A research team from the University of Córdoba has achieved substances that enhance the antioxidant benefits of food and pharmaceutical products from remnants of the coffee industry.

In a process where the so-called ‘green’ solvents apply, los expertos desarrollan un método más rápido y eficiente para la extracción de estos componentes.

The research group seeks to give value to coffee waste by recovering these healthy substances and minimizing the generation of waste.

Thus, in a study published by the magazine Separation and Purification Technology, the researchers show that solvents called supramolecular, allow to obtain extracts rich in value-added compounds for other industries from food waste at a low cost and quickly.

Supramolecular solvents (SUPRAS) are liquids with a tiny internal structure, formed by aggregates the size of microns or nanometers, a diameter one thousand times smaller than the thickness of a hair.

Their synthesis is very simple and inexpensive, they have low toxicity and are sustainable, since they can be obtained from renewable sources.

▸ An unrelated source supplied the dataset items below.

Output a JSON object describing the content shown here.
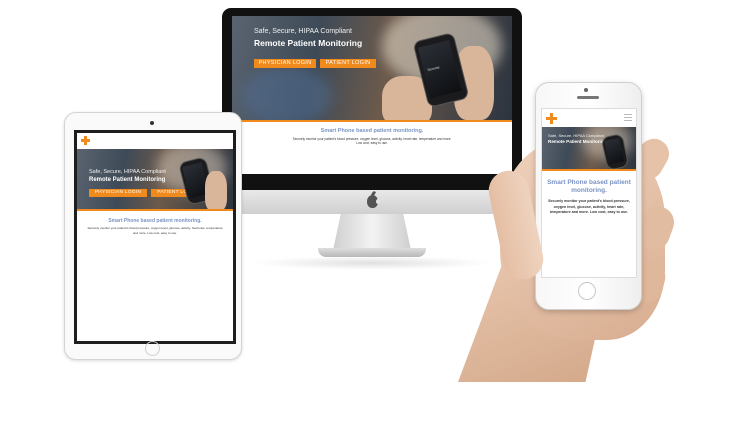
{
  "hero": {
    "subtitle": "Safe, Secure, HIPAA Compliant",
    "title": "Remote Patient Monitoring",
    "physician_login": "PHYSICIAN LOGIN",
    "patient_login": "PATIENT LOGIN",
    "phone_brand": "Remote"
  },
  "content": {
    "tagline": "Smart Phone based patient monitoring.",
    "description": "Securely monitor your patient's blood pressure, oxygen level, glucose, activity, heart rate, temperature and more. Low cost, easy to use.",
    "footer_note": "Low cost, easy to use."
  },
  "colors": {
    "accent": "#f08a1c",
    "tagline": "#7b93c4"
  },
  "icons": {
    "logo": "medical-cross-icon",
    "menu": "hamburger-menu-icon",
    "brand": "apple-logo-icon"
  }
}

Ingredients that are widely used in food and cosmetics are used to facilitate their use in these industries.

The supramolecular term was coined by this research team and is now used by the entire scientific community. “They are also known as 'green' or 'smart' solvents since, in addition, they have the ability to modify in the presence of an external stimulus, such as temperature or the addition of salts, and return to their natural state once It recovers its initial characteristics.

This allows them to be very functional and versatile, ”says the researcher of the University of Córdoba Ana Ballesteros, co-author of the article.

In addition, the extracts obtained from the coffee residues showed a high antioxidant capacity and antimicrobial effects suitable for use as supplements in food and cosmetics.

“The extraction with SUPRAS offers fast, simple and low-cost methods and has a high potential to be applied directly to the extraction of bioactive by-products from the food industry, como es el caso del café”, añade la investigadora.